This Christmas season offers an opportunity for families to come together at the theater to find inspiration and hope in George Clooney’s new film, The Boys in the Boat. It’s been a long while since there has been a film that can appeal to all members of a family—young and old—without excessive violence, sex, or annoying animated creatures. Not only is this film for all audiences, but it is good storytelling! Based on the book by Daniel James Brown, who learned of the story from a neighbor who invited him to meet his dad, Joe Rantz, the film centers on Joe’s character as it tells of the pre-WWII University of Washington’s eight-man crew who overcome all odds to become the best rowers in the world. The team shows what hard-working Americans are made of who have nothing to lose as they head to the 1936 Berlin Olympics and there defy Hitler’s expectations. Clooney’s film adaptation portrays the perseverance and dogged determination that is the heart of the American spirit. He sees the film as an occasion to unite people in our common humanity, saying, “We’re at a moment in time…where we’re divided, and we’re divided for a million reasons, but we forget that we are so much better when we’re together.”

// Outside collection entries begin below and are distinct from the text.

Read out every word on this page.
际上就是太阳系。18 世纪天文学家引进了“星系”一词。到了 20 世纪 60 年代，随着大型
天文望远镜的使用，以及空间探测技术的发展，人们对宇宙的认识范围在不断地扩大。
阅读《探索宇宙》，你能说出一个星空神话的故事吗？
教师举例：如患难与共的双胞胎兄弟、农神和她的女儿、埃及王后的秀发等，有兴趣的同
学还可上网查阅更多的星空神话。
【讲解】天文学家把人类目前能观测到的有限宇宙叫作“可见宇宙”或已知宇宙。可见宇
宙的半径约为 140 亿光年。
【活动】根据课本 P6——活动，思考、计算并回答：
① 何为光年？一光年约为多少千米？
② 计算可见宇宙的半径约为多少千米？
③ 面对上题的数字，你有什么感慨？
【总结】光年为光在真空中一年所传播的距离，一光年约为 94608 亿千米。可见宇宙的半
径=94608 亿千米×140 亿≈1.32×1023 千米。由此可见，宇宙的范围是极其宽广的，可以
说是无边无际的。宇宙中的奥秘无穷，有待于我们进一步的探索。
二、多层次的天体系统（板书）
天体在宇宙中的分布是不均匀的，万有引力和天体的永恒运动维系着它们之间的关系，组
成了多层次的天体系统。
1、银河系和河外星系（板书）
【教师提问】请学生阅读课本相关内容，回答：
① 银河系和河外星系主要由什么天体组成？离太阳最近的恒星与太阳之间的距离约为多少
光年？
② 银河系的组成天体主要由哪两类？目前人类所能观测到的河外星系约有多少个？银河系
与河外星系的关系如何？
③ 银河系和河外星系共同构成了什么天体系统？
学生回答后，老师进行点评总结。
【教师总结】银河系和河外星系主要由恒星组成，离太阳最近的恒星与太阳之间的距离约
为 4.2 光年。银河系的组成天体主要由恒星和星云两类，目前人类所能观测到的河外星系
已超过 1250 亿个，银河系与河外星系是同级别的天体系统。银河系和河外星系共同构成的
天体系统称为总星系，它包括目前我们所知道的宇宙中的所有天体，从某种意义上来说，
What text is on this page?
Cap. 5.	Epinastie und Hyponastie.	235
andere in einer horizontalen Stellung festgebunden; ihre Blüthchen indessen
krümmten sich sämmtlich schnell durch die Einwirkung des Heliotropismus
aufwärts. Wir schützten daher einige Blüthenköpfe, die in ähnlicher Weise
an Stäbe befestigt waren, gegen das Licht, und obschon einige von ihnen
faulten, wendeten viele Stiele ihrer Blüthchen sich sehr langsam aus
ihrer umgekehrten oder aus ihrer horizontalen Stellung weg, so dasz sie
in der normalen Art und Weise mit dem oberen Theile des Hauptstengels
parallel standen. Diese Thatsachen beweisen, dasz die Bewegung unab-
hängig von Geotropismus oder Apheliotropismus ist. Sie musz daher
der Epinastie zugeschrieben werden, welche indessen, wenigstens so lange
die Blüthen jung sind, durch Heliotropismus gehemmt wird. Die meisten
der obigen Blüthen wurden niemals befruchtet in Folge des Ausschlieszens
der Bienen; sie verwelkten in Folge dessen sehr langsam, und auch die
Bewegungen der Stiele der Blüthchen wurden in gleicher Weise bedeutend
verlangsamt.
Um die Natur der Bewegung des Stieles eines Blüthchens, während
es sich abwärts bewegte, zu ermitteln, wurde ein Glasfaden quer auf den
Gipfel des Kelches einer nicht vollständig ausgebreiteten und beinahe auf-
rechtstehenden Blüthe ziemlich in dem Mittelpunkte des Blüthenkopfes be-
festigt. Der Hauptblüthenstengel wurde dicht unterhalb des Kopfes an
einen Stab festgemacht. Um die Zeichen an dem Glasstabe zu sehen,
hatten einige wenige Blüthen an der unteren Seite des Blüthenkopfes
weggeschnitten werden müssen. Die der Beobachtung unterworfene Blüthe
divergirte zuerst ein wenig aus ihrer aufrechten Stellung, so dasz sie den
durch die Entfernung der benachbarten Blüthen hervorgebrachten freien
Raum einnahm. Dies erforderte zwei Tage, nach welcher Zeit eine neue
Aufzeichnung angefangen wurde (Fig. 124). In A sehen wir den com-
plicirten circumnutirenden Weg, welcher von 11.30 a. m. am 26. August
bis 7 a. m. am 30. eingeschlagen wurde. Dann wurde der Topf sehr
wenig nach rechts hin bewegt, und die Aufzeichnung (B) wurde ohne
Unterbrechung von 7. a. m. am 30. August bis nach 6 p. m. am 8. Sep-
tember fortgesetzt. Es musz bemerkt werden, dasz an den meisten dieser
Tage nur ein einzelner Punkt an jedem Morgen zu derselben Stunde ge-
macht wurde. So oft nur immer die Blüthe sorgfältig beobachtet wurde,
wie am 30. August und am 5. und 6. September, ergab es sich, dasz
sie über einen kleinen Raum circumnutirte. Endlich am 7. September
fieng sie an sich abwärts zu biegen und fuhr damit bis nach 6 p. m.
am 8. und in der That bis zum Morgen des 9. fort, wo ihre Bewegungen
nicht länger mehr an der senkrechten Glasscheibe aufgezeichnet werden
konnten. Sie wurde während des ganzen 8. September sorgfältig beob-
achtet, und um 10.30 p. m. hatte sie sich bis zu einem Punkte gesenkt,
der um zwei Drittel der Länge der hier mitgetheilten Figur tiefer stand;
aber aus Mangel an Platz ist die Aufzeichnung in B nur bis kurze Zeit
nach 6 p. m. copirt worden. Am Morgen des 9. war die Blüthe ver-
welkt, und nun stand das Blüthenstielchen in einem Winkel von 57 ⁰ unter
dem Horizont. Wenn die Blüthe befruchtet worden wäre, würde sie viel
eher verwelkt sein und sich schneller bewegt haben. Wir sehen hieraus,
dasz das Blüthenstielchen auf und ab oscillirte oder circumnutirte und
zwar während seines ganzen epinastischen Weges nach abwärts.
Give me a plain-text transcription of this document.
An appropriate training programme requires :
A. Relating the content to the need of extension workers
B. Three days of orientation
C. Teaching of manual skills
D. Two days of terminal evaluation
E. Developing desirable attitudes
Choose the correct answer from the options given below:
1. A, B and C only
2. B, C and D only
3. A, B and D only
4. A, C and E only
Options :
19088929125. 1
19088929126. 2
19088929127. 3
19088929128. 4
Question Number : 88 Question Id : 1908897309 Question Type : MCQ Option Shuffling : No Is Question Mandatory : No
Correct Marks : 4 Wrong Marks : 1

The Boys in the Boat follows the life of Joe Rantz (Callum Turner) who, abandoned by his poor family at fourteen, scrapes by to go to college for engineering just as the Great Depression hits industrialized cities and farming communities alike. He seeks work unsuccessfully in between studies while living in an abandoned car but perseveres even as the university demands payment.
Coach Al Ulbrickson (Joel Edgerton) becomes pressured by the University of Washington to produce a record-breaking crew team. Unlike his counterparts at Harvard, University of California and Penn State, Coach Al has less money and fewer trained crew. But putting out a call for tryouts, he took his chances on picking a whole new JV team. Joe learns of the rowing tryouts and that if one makes the team, he has an income-paying job and a place to live. Joe tries out only so he can find a way to pay his tuition. “Eight-man crew,” Coach Al in the movie says, “is the most difficult team sport in the world. The average human body is just not meant for such things.” Joe and his friend Roger Morris (Sam Strike) seek one of the eight seats on the boat out of the hundreds of young men who try out. After days of extreme training, they make the team and realize that crew is much more than a physical sport. It requires mental and emotional abilities to be perfectly in sync with the other crew members.
Joe meets a girl from his past only to reconnect once again as young adults. Joyce (Hadley Robinson) gives Joe the motivation to make something of his life. When he sees his father in town and discovers that he has been in Washington for years instead of California where his wife and younger siblings are, Joe confronts him. Angry and hurt at his father’s abandonment, Joe receives no sympathy or apology. The resentment pours out into his everyday tasks, risking his rowing opportunity and the ability to relate to his teammates and to Joyce. Every great person needs a mentor. Joe finds that in George (Peter Guinness), the master boat craftsman who pulls him in to create the team’s victory boat while teaching him about life and forgiveness. Joe learns that he must face the challenges of his past to persevere into the future. “That determination, that grit, and desire and ultimately respect for yourself,” says Turner, “is the one thing that impressed me the most [about Joe]. I want to take Joe away with me and keep him inside me so hopefully people see I want that too.”
Coach Al sees Joe’s tremendous abilities, but they can only be brought to light when united with his teammates. Together, a team of sons of loggers, farmers, and factory workers, go up against the wealthiest and most endowed teams in the US and then in the world. When you are at the bottom, the only way to go is up! “It’s an underdog story that resonates with all of us,” says Joel Edgerton, “we all feel like we lack courage to achieve certain things…[and] when we see an underdog story, we see ourselves in the story.” The film portrays the best of humanity when endowed with values and virtues that support human dignity, integrity, and perseverance even when life only seems to offer heartache and despair. Virtue lifts us out of the darkness and sets us into the path of the light. It takes personal determination to achieve excellence but also awareness of the need for community. Only united with others can human beings rise above the oppressive circumstances of life to find faith, hope and greatness of spirit.
This is a great film to watch as a family and to discuss how together we can achieve the impossible with God.